Its narrative follows the couple as they rise as TV evangelists, forming their own network, garnering 20 million viewers a day, and then their subsequent, inescapable fall from grace and fame. Linear yet jumping from year to year, the film finds a fair amount of fun, allowing the couple to laugh along with us, barely allowing them to become the butt of the joke. It’s far from a mean film, sympathetic towards Tammy’s plight as a woman forced into the shadows by her somewhat fraudulent (in multiple senses of the word) husband.
Whatever the story’s interest, The Eyes of Tammy Faye becomes a space for Chastain to spotlight her chameleon abilities. Even as Garfield gives a very (now perhaps customary) weird and commendable performance beside her, she wins every scene, moment, and line-reading, upstaging other actors by sheer believability alone. As the diet coke, pills, and money continue to flow, one wants her to be happy and be able to do what she thinks she’s meant to do: love people. And Chastain’s portrayal of Tammy Faye contains an endless amount of charm and love.

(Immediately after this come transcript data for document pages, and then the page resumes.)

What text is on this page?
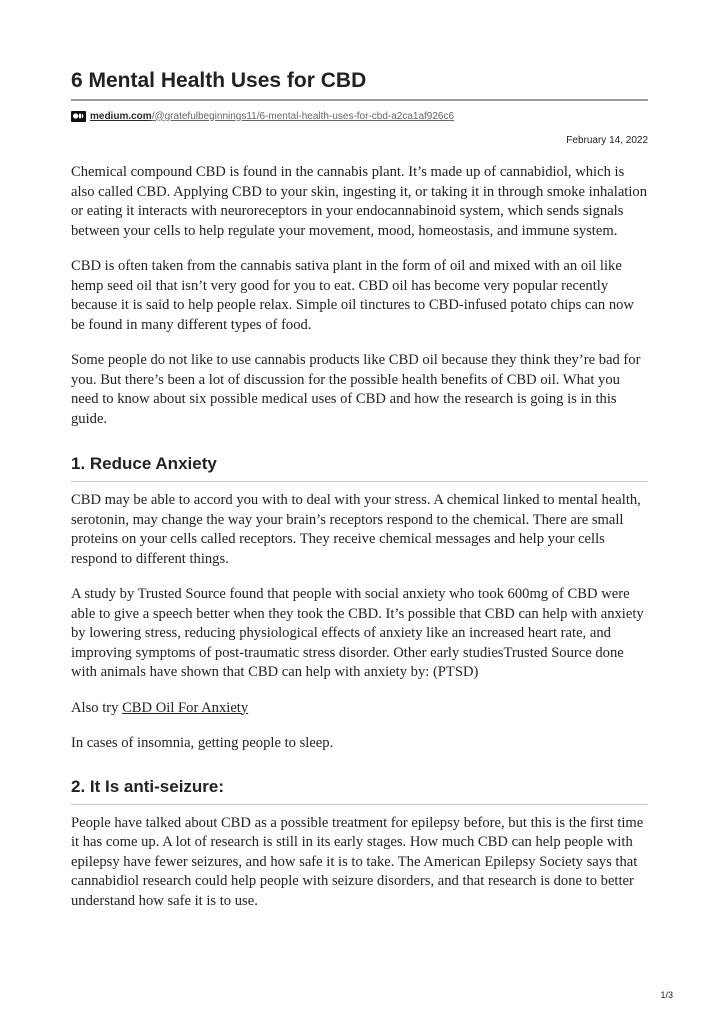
6 Mental Health Uses for CBD
medium.com /@gratefulbeginnings11/6-mental-health-uses-for-cbd-a2ca1af926c6
February 14, 2022

Chemical compound CBD is found in the cannabis plant. It’s made up of cannabidiol, which is also called CBD. Applying CBD to your skin, ingesting it, or taking it in through smoke inhalation or eating it interacts with neuroreceptors in your endocannabinoid system, which sends signals between your cells to help regulate your movement, mood, homeostasis, and immune system.

CBD is often taken from the cannabis sativa plant in the form of oil and mixed with an oil like hemp seed oil that isn’t very good for you to eat. CBD oil has become very popular recently because it is said to help people relax. Simple oil tinctures to CBD-infused potato chips can now be found in many different types of food.

Some people do not like to use cannabis products like CBD oil because they think they’re bad for you. But there’s been a lot of discussion for the possible health benefits of CBD oil. What you need to know about six possible medical uses of CBD and how the research is going is in this guide.

1. Reduce Anxiety

CBD may be able to accord you with to deal with your stress. A chemical linked to mental health, serotonin, may change the way your brain’s receptors respond to the chemical. There are small proteins on your cells called receptors. They receive chemical messages and help your cells respond to different things.

A study by Trusted Source found that people with social anxiety who took 600mg of CBD were able to give a speech better when they took the CBD. It’s possible that CBD can help with anxiety by lowering stress, reducing physiological effects of anxiety like an increased heart rate, and improving symptoms of post-traumatic stress disorder. Other early studiesTrusted Source done with animals have shown that CBD can help with anxiety by: (PTSD)

Also try CBD Oil For Anxiety

In cases of insomnia, getting people to sleep.

2. It Is anti-seizure:

People have talked about CBD as a possible treatment for epilepsy before, but this is the first time it has come up. A lot of research is still in its early stages. How much CBD can help people with epilepsy have fewer seizures, and how safe it is to take. The American Epilepsy Society says that cannabidiol research could help people with seizure disorders, and that research is done to better understand how safe it is to use.

1/3
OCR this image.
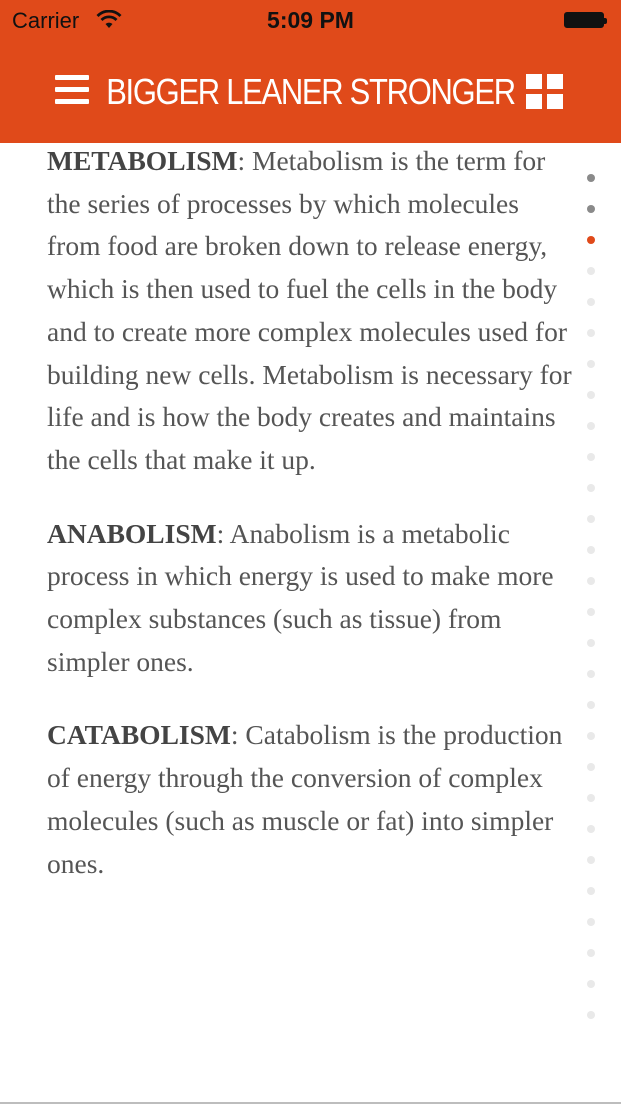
Carrier	5:09 PM
BIGGER LEANER STRONGER

METABOLISM: Metabolism is the term for the series of processes by which molecules from food are broken down to release energy, which is then used to fuel the cells in the body and to create more complex molecules used for building new cells. Metabolism is necessary for life and is how the body creates and maintains the cells that make it up.

ANABOLISM: Anabolism is a metabolic process in which energy is used to make more complex substances (such as tissue) from simpler ones.

CATABOLISM: Catabolism is the production of energy through the conversion of complex molecules (such as muscle or fat) into simpler ones.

Showalter decides not to take any clean shots at the Bakkers, painting them without the absurdity, mockery, or scorching cynicism that could have been included. It keeps the film as lighter fare, lacking bite and skewed positively towards people who had a lavish lifestyle by the sheer faith of unsuspecting viewers who were expecting to be “saved.” Instead they gave their money freely to an ever-expanding operation filled with people who cared more about the cash than Christianity. There’s a sadness in that, regardless of one’s religious or spiritual beliefs; Showalter chooses not to explore that side of their operation, instead giving scenes to Tammy’s burgeoning music career. Despite the enjoyment and odd sensuality of those minutes, they feel lost in a bloated runtime, which hopes to cover an excess of information.
The Eyes of Tammy Faye will appeal to a massive audience; there’s value in that. Showalter made a bright, fun, pleasing film, colorful in both character, tone, and picture. I just wish it had a bit more criticism, a little more outrage, in its bones.
The Eyes of Tammy Faye screened at the Toronto International Film Festival and opens on Friday, September 17.